I struggled to come up with a name for this recipe. I wanted to conjure up the absolute comforting, sweetness-satisfying-whilst-still-being-savoury, wonderfulness of this soup, whilst still keeping what it actually is, obvious. Was it to be simply Red Cabbage and Seasonal Squash Soup with Apple and Raisins, or something more evocative and inspiring? How to fit into the title the plethora of tastes to be found in this gem of a warming bowl? In the end, I had to settle on something in between, which evokes warmth and comfort whilst still retaining a descriptive element. Whatever the label, I hope you find it as warming, comforting and satisfying as we did! What do you tend to find more helpful: a descriptive recipe title or something more imaginative which makes your mouth water a little?
This recipe serves a family of four easily, but you can double or multiply to whatever volume you need.
- 1 medium sized seasonal squash
- Half a red cabbage
- 1 large onion
- 2 garlic cloves
- 1 apple (I used gala)
- Large handful of raisins
- 2 vegetable stock cubes dissolved in 1L hot water
- ½ tsp mixed spice
- ¾ tsp cinnamon
- ¾ tsp cumin
- 1 tbsp red wine vinegar
- 1 tbsp honey
- Olive oil
- Knob of butter
- Salt and pepper
- Food processor or blender
Peel and chop the onion, slice the red cabbage and crush and chop the garlic.
Put a large, heavy-based pan on the hob with a lug of oil and the butter, and heat to medium. Add the onion, cabbage and garlic and cook, covered, for ten to 15 minutes until nice and soft. Stir occasionally during this time.
Add the spices, honey, raisins, and a generous grinding of salt and pepper and cook for a further few minutes, continuing to stir occasionally.
Meanwhile, peel and chop the squash into cubes, make up the stock and core and chop the apple. Add the squash and apple and pour the stock over the top.

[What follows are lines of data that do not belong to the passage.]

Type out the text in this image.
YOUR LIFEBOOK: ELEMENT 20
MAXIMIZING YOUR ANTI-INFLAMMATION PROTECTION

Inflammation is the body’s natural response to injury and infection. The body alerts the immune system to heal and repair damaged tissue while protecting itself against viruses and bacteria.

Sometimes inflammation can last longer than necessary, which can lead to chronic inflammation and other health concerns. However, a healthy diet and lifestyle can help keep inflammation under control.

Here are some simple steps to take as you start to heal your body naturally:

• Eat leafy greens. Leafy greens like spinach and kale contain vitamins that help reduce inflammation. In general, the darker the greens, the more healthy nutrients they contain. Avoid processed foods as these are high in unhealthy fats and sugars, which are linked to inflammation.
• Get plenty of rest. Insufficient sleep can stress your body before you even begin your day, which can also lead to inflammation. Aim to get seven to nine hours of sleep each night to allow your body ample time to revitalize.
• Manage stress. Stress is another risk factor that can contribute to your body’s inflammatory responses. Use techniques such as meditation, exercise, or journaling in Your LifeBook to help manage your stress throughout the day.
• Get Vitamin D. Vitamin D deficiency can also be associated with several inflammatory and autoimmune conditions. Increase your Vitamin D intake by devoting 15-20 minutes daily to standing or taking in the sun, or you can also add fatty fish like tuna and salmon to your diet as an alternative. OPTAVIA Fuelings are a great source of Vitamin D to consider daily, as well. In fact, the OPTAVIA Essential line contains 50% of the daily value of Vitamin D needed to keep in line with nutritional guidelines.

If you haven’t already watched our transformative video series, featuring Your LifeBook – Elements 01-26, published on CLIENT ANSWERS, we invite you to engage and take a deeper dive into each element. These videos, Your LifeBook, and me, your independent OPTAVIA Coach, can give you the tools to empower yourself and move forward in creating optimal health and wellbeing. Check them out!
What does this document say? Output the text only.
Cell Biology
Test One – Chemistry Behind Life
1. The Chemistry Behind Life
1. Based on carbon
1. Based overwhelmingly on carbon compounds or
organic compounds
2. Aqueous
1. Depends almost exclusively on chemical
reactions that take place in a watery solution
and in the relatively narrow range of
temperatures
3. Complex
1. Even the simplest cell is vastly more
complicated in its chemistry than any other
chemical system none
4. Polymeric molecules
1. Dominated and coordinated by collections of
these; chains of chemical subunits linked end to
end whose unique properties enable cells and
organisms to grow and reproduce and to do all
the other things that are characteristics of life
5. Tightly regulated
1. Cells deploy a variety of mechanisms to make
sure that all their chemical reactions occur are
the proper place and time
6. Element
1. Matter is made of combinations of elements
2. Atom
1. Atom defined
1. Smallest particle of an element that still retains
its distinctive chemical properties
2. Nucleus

Bring to the boil then reduce heat and simmer, covered, for 15 minutes or until the squash is softened, stirring occasionally.
Allow to cool a little then either transfer (probably in batches) to a food processor or high powered blender if you have one. The mixture will be very thick and there shouldn’t be much liquid left, so a regular blender might struggle. You can transfer from your food processor to a blender once it’s broken down if you want to make the soup super smooth.
Serve with a delicious, homemade and fresh from the oven, malted, seeded bread roll (recipe to follow soon!).
For me, this recipe takes a well loved and very traditional side dish as a starting point, enlarges on that sweet, caramelised flavour and texture, and transforms it into a main course in its own right. This soup is most definitely a “main course” as opposed to a light meal, as it is thick and substantial, and when served with a (generously sized!) fresh, buttered bread roll, it is more than enough for even the largest appetite. You can also freeze any leftovers, or simply enjoy them the following day.
My youngest son has been struggling with fussy eating for the last couple of years… or should that be, we have been struggling with his fussy eating? Anyhow, he absolutely gobbled this down and scraped the bowl clean. That, for me, is the biggest achievement I could ask for.
What do you think of the idea of this recipe, taking a well-known side dish as a starting point to create a substantial, hearty main course? I’d love to know how your family respond to it, and if they gobble it down like we all did!